KIM LANDERS: Enormous practical questions remain, like whether terrorism suspects challenging their
detention would get to see classified evidence against them or whether they could call witnesses,
including members of the US military.

There's also confusion over whether this ruling applies to those detainees like alleged September
the 11th mastermind Khalid Sheikh Mohammed, who are facing trial or just to the men who've never
been charged, but remain behind bars.

Pardiss Kebriaei is a lawyer with the Centre for Constitutional Rights.

She helps represent six of the Guantanamo detainees.

She says the government may be reluctant to defend some of the challenges to the detainees'
detention because the evidence they'll need to rely on has been tainted.

PARDISS KEBRIAEI: Much of the intelligence that the government has has probably been tainted in
some way or another by cohesion and torture, so I think that whatever statements or information
they have includes that kind of odd, corrupted evidence, and that the government is not going to
want to try to go, stand before a judge and actually present as a basis, a legitimate basis for
detaining people.

So I think this decision will probably result in the release, hopefully soon of a lot of the men
who the government never had any intention of charging.

KIM LANDERS: President George W Bush says he'll abide by the Supreme Court ruling, but he's also
suggesting new legislation might be needed so he can assure the American people he's doing
everything he can to protect them.

Eugene Fidell is the President of the National Institute of Military Justice.

He says there are so many complicating factors which will influence what the Bush administration
does next.

EUGENE FIDELL: This administration has shown itself to have a complete tin ear on these issues. It
is now dealing with an increasingly hostile and restive Congress. There is a presidential election
coming up. Other than that, it has a clear path.

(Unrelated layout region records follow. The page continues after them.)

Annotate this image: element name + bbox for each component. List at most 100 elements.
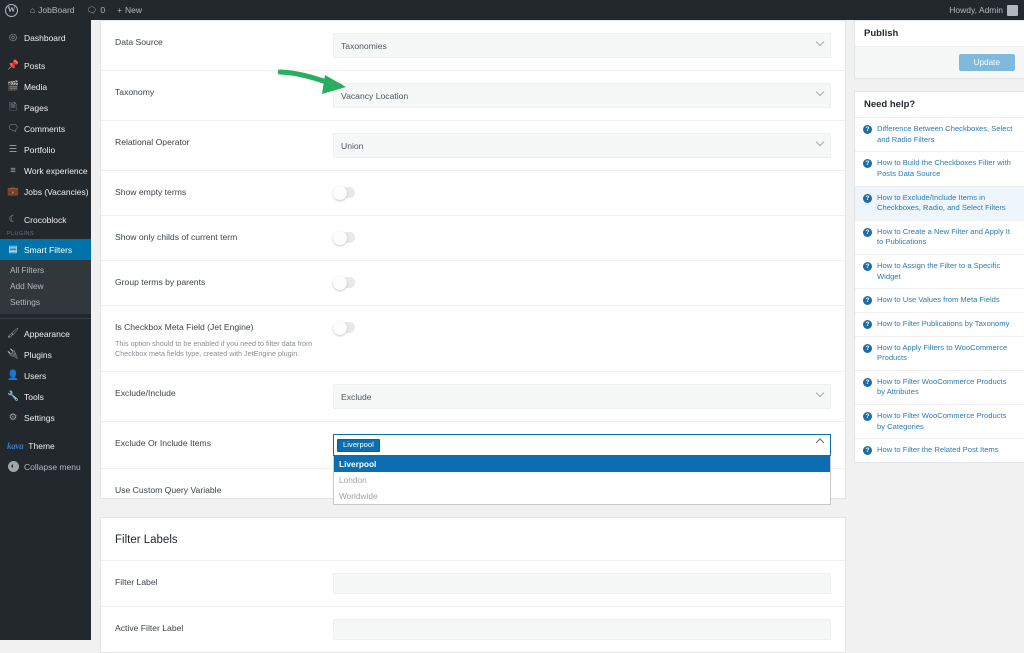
chevron-up-icon[interactable] bbox=[815, 438, 825, 448]
relational-operator-select[interactable]: Union bbox=[333, 133, 831, 158]
help-link-item[interactable]: ? How to Filter WooCommerce Products by … bbox=[855, 371, 1024, 405]
account-menu[interactable]: Howdy, Admin bbox=[949, 4, 1024, 16]
field-label-group: Is Checkbox Meta Field (Jet Engine) This… bbox=[115, 318, 333, 359]
show-empty-terms-toggle[interactable] bbox=[333, 185, 355, 200]
multiselect-option-worldwide[interactable]: Worldwide bbox=[334, 488, 830, 504]
sidebar-item-settings[interactable]: ⚙ Settings bbox=[0, 407, 91, 428]
sidebar-item-portfolio[interactable]: ☰ Portfolio bbox=[0, 139, 91, 160]
new-content-menu[interactable]: + New bbox=[111, 0, 148, 20]
sidebar-item-comments[interactable]: 🗨 Comments bbox=[0, 118, 91, 139]
briefcase-icon: 💼 bbox=[7, 186, 19, 197]
site-name-menu[interactable]: ⌂ JobBoard bbox=[24, 0, 81, 20]
field-label: Exclude Or Include Items bbox=[115, 438, 212, 449]
sidebar-item-label: Jobs (Vacancies) bbox=[24, 186, 89, 197]
comments-menu[interactable]: 🗨 0 bbox=[81, 0, 112, 20]
sidebar-item-work-experience[interactable]: ≡ Work experience bbox=[0, 160, 91, 181]
sidebar-divider bbox=[0, 318, 91, 319]
multiselect-option-london[interactable]: London bbox=[334, 472, 830, 488]
wp-logo-menu[interactable] bbox=[0, 0, 24, 20]
sidebar-submenu-smart-filters: All Filters Add New Settings bbox=[0, 260, 91, 314]
new-label: New bbox=[125, 5, 143, 15]
help-link-item[interactable]: ? How to Build the Checkboxes Filter wit… bbox=[855, 152, 1024, 187]
field-row-is-checkbox-meta-field: Is Checkbox Meta Field (Jet Engine) This… bbox=[101, 306, 845, 373]
taxonomy-select[interactable]: Vacancy Location bbox=[333, 83, 831, 108]
sidebar-subitem-all-filters[interactable]: All Filters bbox=[0, 262, 91, 278]
help-link-text: How to Exclude/Include Items in Checkbox… bbox=[877, 192, 1006, 213]
sidebar-item-label: Portfolio bbox=[24, 144, 56, 155]
field-label: Filter Label bbox=[115, 577, 158, 587]
help-link-item[interactable]: ? How to Use Values from Meta Fields bbox=[855, 289, 1024, 313]
collapse-arrow-icon bbox=[8, 461, 19, 472]
sidebar-item-crocoblock[interactable]: ☾ Crocoblock bbox=[0, 209, 91, 230]
exclude-include-select[interactable]: Exclude bbox=[333, 384, 831, 410]
data-source-select[interactable]: Taxonomies bbox=[333, 33, 831, 58]
sidebar-item-smart-filters[interactable]: ▤ Smart Filters bbox=[0, 239, 98, 260]
sidebar-item-label: Media bbox=[24, 81, 48, 92]
selected-chip-liverpool[interactable]: Liverpool bbox=[337, 438, 380, 453]
field-row-exclude-include: Exclude/Include Exclude bbox=[101, 372, 845, 423]
sidebar-item-label: Work experience bbox=[24, 165, 88, 176]
sidebar-item-dashboard[interactable]: ◎ Dashboard bbox=[0, 27, 91, 48]
update-button[interactable]: Update bbox=[958, 54, 1015, 71]
sidebar-item-jobs-vacancies[interactable]: 💼 Jobs (Vacancies) bbox=[0, 181, 91, 202]
help-link-item[interactable]: ? How to Filter Publications by Taxonomy bbox=[855, 313, 1024, 337]
help-link-text: Difference Between Checkboxes, Select an… bbox=[877, 124, 1013, 144]
gear-icon: ⚙ bbox=[8, 412, 18, 423]
sidebar-item-theme[interactable]: kava Theme bbox=[0, 435, 91, 456]
sidebar-item-plugins[interactable]: 🔌 Plugins bbox=[0, 344, 91, 365]
sidebar-group-label-plugins: Plugins bbox=[7, 231, 34, 237]
home-icon: ⌂ bbox=[30, 4, 36, 15]
group-terms-by-parents-toggle[interactable] bbox=[333, 275, 355, 290]
show-only-childs-toggle[interactable] bbox=[333, 230, 355, 245]
sidebar-item-label: Crocoblock bbox=[24, 214, 67, 225]
sidebar-item-users[interactable]: 👤 Users bbox=[0, 365, 91, 386]
sidebar-collapse-menu[interactable]: Collapse menu bbox=[0, 456, 91, 477]
active-filter-label-input[interactable] bbox=[333, 619, 831, 640]
question-mark-icon: ? bbox=[863, 377, 872, 387]
field-label: Show empty terms bbox=[115, 187, 187, 197]
help-link-item[interactable]: ? How to Filter the Related Post Items bbox=[855, 439, 1024, 462]
admin-content-area: Data Source Taxonomies Taxonomy Vacancy … bbox=[91, 20, 1024, 653]
sidebar-item-tools[interactable]: 🔧 Tools bbox=[0, 386, 91, 407]
field-label: Taxonomy bbox=[115, 87, 155, 97]
filter-label-input[interactable] bbox=[333, 573, 831, 594]
wrench-icon: 🔧 bbox=[7, 391, 19, 402]
howdy-label: Howdy, Admin bbox=[949, 5, 1003, 15]
admin-sidebar-menu: ◎ Dashboard 📌 Posts 🎬 Media 🗎 Pages 🗨 Co… bbox=[0, 20, 98, 640]
page-icon: 🗎 bbox=[9, 101, 17, 113]
chevron-down-icon bbox=[815, 37, 825, 46]
chevron-down-icon bbox=[815, 87, 825, 96]
help-link-text: How to Filter WooCommerce Products by Ca… bbox=[877, 411, 1007, 431]
select-value: Exclude bbox=[341, 391, 372, 402]
help-link-item[interactable]: ? How to Apply Filters to WooCommerce Pr… bbox=[855, 337, 1024, 371]
sidebar-item-label: Appearance bbox=[24, 328, 70, 339]
filter-labels-panel: Filter Labels Filter Label Active Filter… bbox=[100, 517, 846, 653]
help-link-item[interactable]: ? How to Create a New Filter and Apply I… bbox=[855, 221, 1024, 255]
brush-icon: 🖌 bbox=[7, 328, 20, 339]
wordpress-logo-icon bbox=[5, 3, 18, 17]
question-mark-icon: ? bbox=[863, 262, 872, 271]
help-link-item[interactable]: ? How to Filter WooCommerce Products by … bbox=[855, 405, 1024, 440]
settings-side-column: Publish Update Need help? ? Difference B… bbox=[854, 20, 1024, 475]
sidebar-item-label: Users bbox=[24, 370, 47, 381]
select-value: Taxonomies bbox=[341, 40, 387, 51]
sidebar-item-pages[interactable]: 🗎 Pages bbox=[0, 97, 91, 118]
multiselect-option-liverpool[interactable]: Liverpool bbox=[334, 456, 830, 473]
plus-icon: + bbox=[117, 4, 123, 15]
sidebar-item-label: Pages bbox=[24, 102, 49, 113]
sidebar-subitem-add-new[interactable]: Add New bbox=[0, 278, 91, 294]
field-row-relational-operator: Relational Operator Union bbox=[101, 121, 845, 171]
sidebar-item-label: Tools bbox=[24, 391, 44, 402]
sidebar-subitem-settings[interactable]: Settings bbox=[0, 294, 91, 310]
sidebar-item-media[interactable]: 🎬 Media bbox=[0, 76, 91, 97]
select-value: Union bbox=[341, 140, 364, 151]
help-link-item[interactable]: ? Difference Between Checkboxes, Select … bbox=[855, 118, 1024, 153]
help-link-item[interactable]: ? How to Assign the Filter to a Specific… bbox=[855, 255, 1024, 290]
comment-bubble-icon: 🗨 bbox=[86, 4, 98, 15]
exclude-or-include-items-multiselect[interactable]: Liverpool bbox=[333, 434, 831, 457]
sidebar-item-posts[interactable]: 📌 Posts bbox=[0, 55, 91, 76]
list-icon: ≡ bbox=[10, 165, 16, 176]
help-link-item-active[interactable]: ? How to Exclude/Include Items in Checkb… bbox=[855, 186, 1024, 221]
sidebar-item-appearance[interactable]: 🖌 Appearance bbox=[0, 323, 91, 344]
is-checkbox-meta-field-toggle[interactable] bbox=[333, 320, 355, 335]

KIM LANDERS: So in other words, this legal mess, if you like, could just end up squarely in the lap
of the next President to deal with?

EUGENE FIDELL: That is correct, and that is probably the best thing that could happen so that a new
team can take a fresh look at it and decide what the meaning of life is here.

KIM LANDERS: The military commission system has only produced one conviction -Australian David
Hicks, who took a plea deal.

The ramifications of this ruling will undoubtedly land on the desk of the next President.

Republican nominee John McCain is clearly worried:

JOHN MCCAIN: It obviously concerns me. These are unlawful combatants. They are not American
citizens, but it a decision the Supreme Court has made and now we need to move forward.

As you know, I always favoured closing of Guantanamo Bay and I still think that we ought to do
that.

KIM LANDERS: President George W. Bush and Democratic Presidential nominee Barack Obama also say
they support shutting down Guantanamo, but there's no clear consensus on where the detainees should
go.

This is Kim Landers in Washington for The World Today.